All of the complementary strategies discussed above require robust EM&V that creates confidence in achievements and provides both information on possible improvements and data for additional analysis. This is important for SDR PIMs as well.
State commissioners, regulators, and utilities are experimenting with newer forms of SDR PIMs to achieve what traditional cost-of-service regulation has not: load flexibility, load shaping, and load responsiveness. To achieve the estimated economic benefits of more than $15 billion annually from load flexibility, legislators and regulators need to use the many tools at their disposal to encourage utilities to integrate SDR as a core part of their business operations (Hledik et al. 2019). The states studied in this report show a growing interest in and experience with SDR to achieve a variety of goals, including cost savings for consumers and reducing GHG emissions.
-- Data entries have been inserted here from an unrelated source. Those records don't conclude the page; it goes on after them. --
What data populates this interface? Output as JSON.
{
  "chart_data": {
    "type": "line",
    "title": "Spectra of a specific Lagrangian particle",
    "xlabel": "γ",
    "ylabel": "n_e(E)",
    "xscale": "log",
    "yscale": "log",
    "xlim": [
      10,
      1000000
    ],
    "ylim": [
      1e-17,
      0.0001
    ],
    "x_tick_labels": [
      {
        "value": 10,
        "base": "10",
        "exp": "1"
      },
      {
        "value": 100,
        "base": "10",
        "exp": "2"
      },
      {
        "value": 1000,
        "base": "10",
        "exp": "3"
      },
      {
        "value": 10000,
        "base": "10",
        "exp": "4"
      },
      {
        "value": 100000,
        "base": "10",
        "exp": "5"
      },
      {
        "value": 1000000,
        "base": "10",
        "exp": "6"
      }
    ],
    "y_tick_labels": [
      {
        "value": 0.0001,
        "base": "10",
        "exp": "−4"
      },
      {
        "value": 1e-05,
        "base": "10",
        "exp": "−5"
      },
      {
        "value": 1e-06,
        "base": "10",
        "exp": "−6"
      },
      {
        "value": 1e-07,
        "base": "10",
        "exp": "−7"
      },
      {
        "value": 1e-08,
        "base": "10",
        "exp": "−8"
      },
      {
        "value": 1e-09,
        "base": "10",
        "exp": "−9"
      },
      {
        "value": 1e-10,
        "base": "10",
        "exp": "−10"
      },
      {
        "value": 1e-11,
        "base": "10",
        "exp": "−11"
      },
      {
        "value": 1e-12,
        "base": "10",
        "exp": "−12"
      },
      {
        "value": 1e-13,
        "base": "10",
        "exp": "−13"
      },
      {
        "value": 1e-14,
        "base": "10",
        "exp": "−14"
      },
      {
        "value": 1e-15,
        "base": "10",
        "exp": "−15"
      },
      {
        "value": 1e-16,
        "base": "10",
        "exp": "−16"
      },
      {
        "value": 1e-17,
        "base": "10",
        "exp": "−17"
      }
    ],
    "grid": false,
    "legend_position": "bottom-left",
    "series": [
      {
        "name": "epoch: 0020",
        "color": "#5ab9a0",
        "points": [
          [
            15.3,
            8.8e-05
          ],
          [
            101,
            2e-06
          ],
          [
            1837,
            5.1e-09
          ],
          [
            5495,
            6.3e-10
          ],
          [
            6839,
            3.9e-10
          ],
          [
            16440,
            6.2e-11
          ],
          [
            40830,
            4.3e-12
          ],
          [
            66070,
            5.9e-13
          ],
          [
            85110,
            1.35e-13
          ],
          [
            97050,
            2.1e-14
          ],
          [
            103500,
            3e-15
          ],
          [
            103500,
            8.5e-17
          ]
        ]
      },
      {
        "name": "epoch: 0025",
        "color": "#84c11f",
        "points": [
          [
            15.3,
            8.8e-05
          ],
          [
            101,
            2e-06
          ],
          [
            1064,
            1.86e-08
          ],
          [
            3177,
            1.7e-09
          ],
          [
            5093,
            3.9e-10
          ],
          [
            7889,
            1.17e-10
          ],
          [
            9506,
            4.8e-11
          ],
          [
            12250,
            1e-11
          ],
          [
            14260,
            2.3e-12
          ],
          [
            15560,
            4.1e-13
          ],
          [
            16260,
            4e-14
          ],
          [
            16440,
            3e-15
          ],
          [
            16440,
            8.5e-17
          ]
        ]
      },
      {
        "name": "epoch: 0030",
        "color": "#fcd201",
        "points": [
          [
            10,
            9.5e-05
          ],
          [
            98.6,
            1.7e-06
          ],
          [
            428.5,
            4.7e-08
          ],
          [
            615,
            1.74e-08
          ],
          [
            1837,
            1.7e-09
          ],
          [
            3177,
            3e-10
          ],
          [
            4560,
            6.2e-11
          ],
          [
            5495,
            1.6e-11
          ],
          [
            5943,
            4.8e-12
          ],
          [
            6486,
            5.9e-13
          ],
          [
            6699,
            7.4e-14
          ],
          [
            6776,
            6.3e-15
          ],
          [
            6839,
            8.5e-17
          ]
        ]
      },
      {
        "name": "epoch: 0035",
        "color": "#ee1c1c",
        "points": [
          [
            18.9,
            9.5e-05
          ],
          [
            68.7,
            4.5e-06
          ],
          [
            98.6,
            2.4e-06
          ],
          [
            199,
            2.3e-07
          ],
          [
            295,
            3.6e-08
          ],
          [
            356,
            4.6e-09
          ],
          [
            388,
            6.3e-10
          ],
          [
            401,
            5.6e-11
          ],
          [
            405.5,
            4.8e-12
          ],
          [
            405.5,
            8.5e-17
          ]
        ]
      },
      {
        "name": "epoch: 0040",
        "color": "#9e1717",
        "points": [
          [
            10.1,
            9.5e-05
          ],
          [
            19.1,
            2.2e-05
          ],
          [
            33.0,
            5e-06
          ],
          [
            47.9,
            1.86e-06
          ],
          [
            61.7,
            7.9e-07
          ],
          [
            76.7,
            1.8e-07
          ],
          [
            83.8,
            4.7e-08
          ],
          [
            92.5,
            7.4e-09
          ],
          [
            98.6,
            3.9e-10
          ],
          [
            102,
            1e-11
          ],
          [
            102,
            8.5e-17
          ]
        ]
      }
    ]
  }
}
Within the next wave of states considering changes to the utility business model, many are considering incentivizing SDR. New Hampshire is currently considering updates to its performance incentives, and its commission staff members have put forth a proposal that includes incentives for demand reductions (New Hampshire Performance Incentive Working Group 2019). Recent legislation in Washington opens the door for demand reduction PIMs, as it explicitly calls for demand response targets and establishes authority to create performance-based rates (Washington Legislature 2019). Minnesota’s performance-based metrics proceeding highlights the “cost-effective alignment of generation and load” as a key policy outcome (MN PUC 2019). Hawaii selected DER asset effectiveness as a key outcome in its PBR docket (HIPUC 2019d). Michigan’s DTE has proposed a demand response PIM that has not yet been approved by the commission (DTE 2019). California utilities are piloting “pay-for-performance” efficiency programs that target SDR applications and place requirements on customers for achieving greater value through energy efficiency (St. John 2019).
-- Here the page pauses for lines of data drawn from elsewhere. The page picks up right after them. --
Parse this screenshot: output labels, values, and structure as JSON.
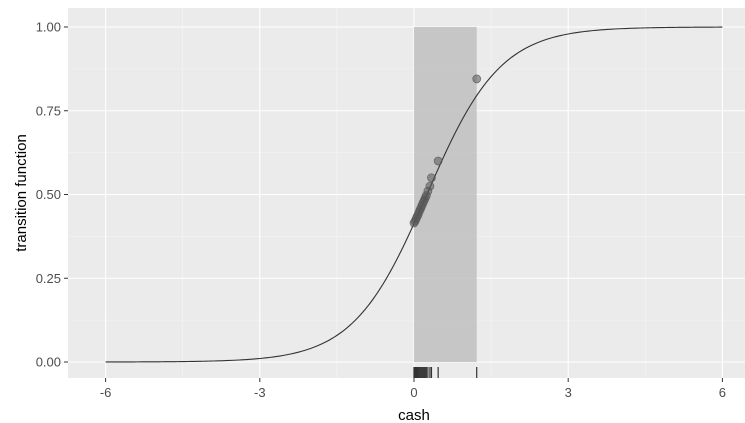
{
  "chart_data": {
    "type": "line",
    "xlabel": "cash",
    "ylabel": "transition function",
    "xlim": [
      -6.8,
      7.0
    ],
    "ylim": [
      -0.05,
      1.05
    ],
    "x_ticks": [
      -6,
      -3,
      0,
      3,
      6
    ],
    "x_tick_labels": [
      "-6",
      "-3",
      "0",
      "3",
      "6"
    ],
    "y_ticks": [
      0.0,
      0.25,
      0.5,
      0.75,
      1.0
    ],
    "y_tick_labels": [
      "0.00",
      "0.25",
      "0.50",
      "0.75",
      "1.00"
    ],
    "grid": true,
    "curve": {
      "function": "logistic",
      "gamma": 1.4,
      "center": 0.25,
      "x_range": [
        -6,
        6
      ]
    },
    "shaded_region": {
      "x": [
        0.0,
        1.22
      ],
      "y": [
        0.0,
        1.0
      ]
    },
    "points": [
      {
        "x": 0.0,
        "y": 0.415
      },
      {
        "x": 0.02,
        "y": 0.42
      },
      {
        "x": 0.04,
        "y": 0.427
      },
      {
        "x": 0.06,
        "y": 0.434
      },
      {
        "x": 0.08,
        "y": 0.44
      },
      {
        "x": 0.1,
        "y": 0.448
      },
      {
        "x": 0.12,
        "y": 0.455
      },
      {
        "x": 0.14,
        "y": 0.462
      },
      {
        "x": 0.16,
        "y": 0.469
      },
      {
        "x": 0.18,
        "y": 0.476
      },
      {
        "x": 0.2,
        "y": 0.483
      },
      {
        "x": 0.22,
        "y": 0.49
      },
      {
        "x": 0.24,
        "y": 0.497
      },
      {
        "x": 0.27,
        "y": 0.51
      },
      {
        "x": 0.31,
        "y": 0.525
      },
      {
        "x": 0.34,
        "y": 0.55
      },
      {
        "x": 0.47,
        "y": 0.6
      },
      {
        "x": 1.22,
        "y": 0.845
      }
    ],
    "rug": [
      0.0,
      0.02,
      0.04,
      0.06,
      0.08,
      0.1,
      0.12,
      0.14,
      0.16,
      0.18,
      0.2,
      0.22,
      0.24,
      0.27,
      0.31,
      0.34,
      0.47,
      1.22
    ],
    "colors": {
      "panel_background": "#ebebeb",
      "grid_major": "#ffffff",
      "grid_minor": "#f5f5f5",
      "curve": "#333333",
      "shade": "#bdbdbd",
      "points": "#555555",
      "rug": "#333333",
      "tick_text": "#4d4d4d"
    }
  }
}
This research highlights successful elements of SDR PIMs for consideration as more jurisdictions move toward performance-based regulation. Regulatory reform in conjunction with robust programs can reduce demand strategically to transition to an affordable, resilient, and clean electricity system. Complementary policies can help to reduce SDR conflicts with the cost-focused utility business model. It is also important to continuously evaluate what each PIM is incentivizing and how effectively it is delivering benefits to customers. Well-designed SDR PIMs can help move utility behavior to align with desired policy outcomes including reduced customer costs, improved reliability, and reduced environmental impacts during a time of rapid change in the energy sector.